I thought I might become someone else in time, grafted on to something better and stronger.
The inward life tells us that we are multiple not single, and that our one existence is really countless existences holding hands like those cut-out paper dolls, but unlike the dolls never coming to an end. When we say, 'I have been here before,' perhaps we mean, 'I am here now,' but in another life, another time, doing something else. Our lives could be stacked together like plates on a waiter's hand. Only the top one is showing, but the rest are there and by mistake we discover them.
Escape from what? The present? Yes, from this foreground that blinds me to whatever may be happening in the distance. If I have a spirit, a soul, any name will do, then it won't be single, it will be multiple. Its dimension will not be one of confinement but one of space. It may inhabit numerous changing decaying bodies in the future and in the past.
Poisoned or not, the mercury has made me think like this. Drop it and it shivers in clones of itself all over the floor, but you can scoop it up again and there won't be any seams or shatter marks. It's one life or countless lives depending on what you want.
The future and the present and the past exist only in our minds, and from a distance the borders of each shrink and fade like the borders of hostile countries seen from a floating city in the sky. The river runs from one country to another without stopping. And even the most solid of things and the most real, the best-loved and the well-known, are only hand-shadows on the wall. Empty space and points of light.

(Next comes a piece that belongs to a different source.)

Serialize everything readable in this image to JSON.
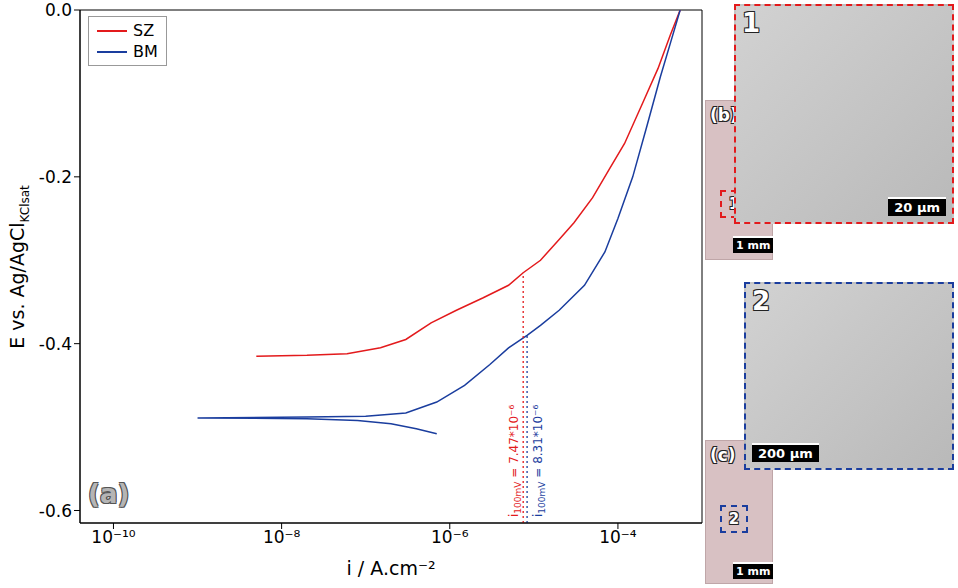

--Jeanette Winterson, Sexing the Cherry
As you can gather from the quotes above, in a novel brimming with mythology, fairy tale, history, and metaphysics, (in a year that I want to spend quite a bit of time on mythology), I was most taken by the metaphysics. The earthy giantess Dog Woman, who raised dogs for fighting in 17th century London and did not hesitate to kill hypocritical Puritans who crossed her path, often appalled me; her dreamy foundling son Jordan, a fantasist who sailed the world, did not.

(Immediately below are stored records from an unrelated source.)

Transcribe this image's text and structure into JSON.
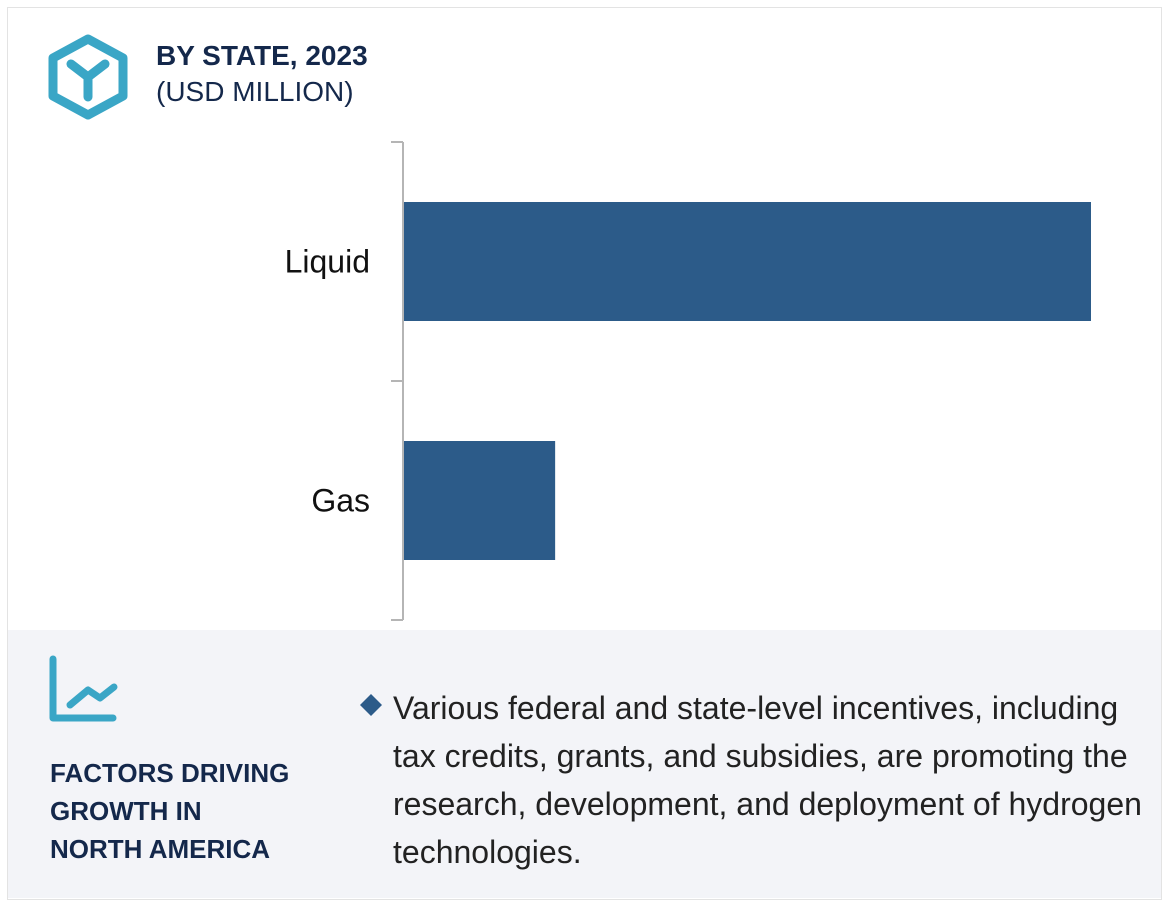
{
  "header": {
    "title": "BY STATE, 2023",
    "subtitle": "(USD MILLION)",
    "logo_icon": "hexagon-y-logo-icon"
  },
  "colors": {
    "bar": "#2c5b89",
    "accent": "#3aa6c6",
    "heading": "#14284b",
    "panel_bg": "#f3f4f8"
  },
  "chart_data": {
    "type": "bar",
    "orientation": "horizontal",
    "categories": [
      "Liquid",
      "Gas"
    ],
    "values": [
      100,
      22
    ],
    "title": "BY STATE, 2023",
    "subtitle": "(USD MILLION)",
    "xlabel": "",
    "ylabel": "",
    "xlim": [
      0,
      100
    ],
    "grid": false,
    "value_axis_shown": false
  },
  "footer": {
    "icon": "line-chart-icon",
    "heading_lines": [
      "FACTORS DRIVING",
      "GROWTH IN",
      "NORTH AMERICA"
    ],
    "bullet_icon": "diamond-icon",
    "bullet_text": "Various federal and state-level incentives, including tax credits, grants, and subsidies, are promoting the research, development, and deployment of hydrogen technologies."
  }
}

But are the Dog Woman and Jordan of the 17th century the same characters as the ones who show up in present day London at the end of the book, the pretty young chemist camped in protest by the side of a poisoned river and the Nicolas Jordan who joins her there? Have souls transmigrated across the centuries or has one of the characters merely engaged in "rich imaginings"?

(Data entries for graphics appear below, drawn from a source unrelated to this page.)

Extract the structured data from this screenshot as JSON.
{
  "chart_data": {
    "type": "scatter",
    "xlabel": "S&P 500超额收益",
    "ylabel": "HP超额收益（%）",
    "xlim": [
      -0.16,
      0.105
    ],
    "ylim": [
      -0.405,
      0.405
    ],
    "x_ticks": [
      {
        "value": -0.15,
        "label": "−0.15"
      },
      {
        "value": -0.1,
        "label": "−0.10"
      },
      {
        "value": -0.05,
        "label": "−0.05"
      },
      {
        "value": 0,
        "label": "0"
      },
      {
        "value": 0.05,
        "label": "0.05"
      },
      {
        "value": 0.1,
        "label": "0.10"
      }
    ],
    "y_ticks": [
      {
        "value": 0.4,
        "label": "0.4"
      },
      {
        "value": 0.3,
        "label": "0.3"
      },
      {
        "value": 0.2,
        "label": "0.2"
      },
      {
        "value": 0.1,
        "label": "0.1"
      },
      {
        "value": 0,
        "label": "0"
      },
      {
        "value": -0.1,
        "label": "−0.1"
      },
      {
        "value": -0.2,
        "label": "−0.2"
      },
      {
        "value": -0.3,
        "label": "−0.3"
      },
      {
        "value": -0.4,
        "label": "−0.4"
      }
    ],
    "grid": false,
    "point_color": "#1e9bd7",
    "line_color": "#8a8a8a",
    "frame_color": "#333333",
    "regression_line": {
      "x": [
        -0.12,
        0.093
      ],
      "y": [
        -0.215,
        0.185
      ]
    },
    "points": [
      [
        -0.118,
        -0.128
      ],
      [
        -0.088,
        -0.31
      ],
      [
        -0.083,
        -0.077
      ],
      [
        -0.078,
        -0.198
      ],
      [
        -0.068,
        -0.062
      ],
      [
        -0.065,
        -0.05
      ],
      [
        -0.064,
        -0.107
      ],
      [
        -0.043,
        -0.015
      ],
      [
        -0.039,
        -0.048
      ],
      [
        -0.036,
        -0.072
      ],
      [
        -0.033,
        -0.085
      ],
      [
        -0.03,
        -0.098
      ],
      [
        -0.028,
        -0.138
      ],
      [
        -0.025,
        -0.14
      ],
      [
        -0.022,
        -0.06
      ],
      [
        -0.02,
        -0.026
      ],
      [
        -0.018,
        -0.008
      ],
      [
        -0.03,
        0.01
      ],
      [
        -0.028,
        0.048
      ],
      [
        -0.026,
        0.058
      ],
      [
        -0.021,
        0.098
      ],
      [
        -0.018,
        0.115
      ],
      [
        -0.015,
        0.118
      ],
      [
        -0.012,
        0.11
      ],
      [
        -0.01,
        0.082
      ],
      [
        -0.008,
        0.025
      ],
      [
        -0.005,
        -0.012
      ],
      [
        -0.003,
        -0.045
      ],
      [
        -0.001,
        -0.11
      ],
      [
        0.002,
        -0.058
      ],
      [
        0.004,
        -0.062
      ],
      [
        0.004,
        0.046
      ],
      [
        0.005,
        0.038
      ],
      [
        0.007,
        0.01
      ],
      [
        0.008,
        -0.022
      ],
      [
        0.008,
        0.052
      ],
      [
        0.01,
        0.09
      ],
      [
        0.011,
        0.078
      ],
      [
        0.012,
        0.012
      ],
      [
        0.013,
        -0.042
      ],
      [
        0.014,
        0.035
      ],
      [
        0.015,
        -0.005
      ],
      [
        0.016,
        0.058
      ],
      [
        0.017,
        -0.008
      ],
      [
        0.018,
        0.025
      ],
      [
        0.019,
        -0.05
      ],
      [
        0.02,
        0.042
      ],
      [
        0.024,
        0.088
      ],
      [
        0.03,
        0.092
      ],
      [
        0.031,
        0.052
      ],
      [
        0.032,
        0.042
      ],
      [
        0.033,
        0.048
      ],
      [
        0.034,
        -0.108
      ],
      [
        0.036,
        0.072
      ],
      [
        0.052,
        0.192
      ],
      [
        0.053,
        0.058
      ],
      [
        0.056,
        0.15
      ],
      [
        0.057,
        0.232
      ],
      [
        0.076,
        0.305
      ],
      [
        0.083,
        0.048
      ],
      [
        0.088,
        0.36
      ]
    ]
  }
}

I'd prefer the transmigration. Unfortunately, there was something about Sexing the Cherry that made me feel like Eustace Scrubb who'd read the wrong books for the adventure at hand. How can I sprinkle the coal-dust over the milky invisible ink in Winterson if I've never read Orlando, or Angela Carter? I wondered early on if the entire book was supposed to be a celebration of the transportive powers of the imagination, but too often I found the commingling of the different genres more off-putting than engaging. For a short book, I checked to see how many pages remained way too often.
I'm looking forward to discussing this one much more than attempting to write about it.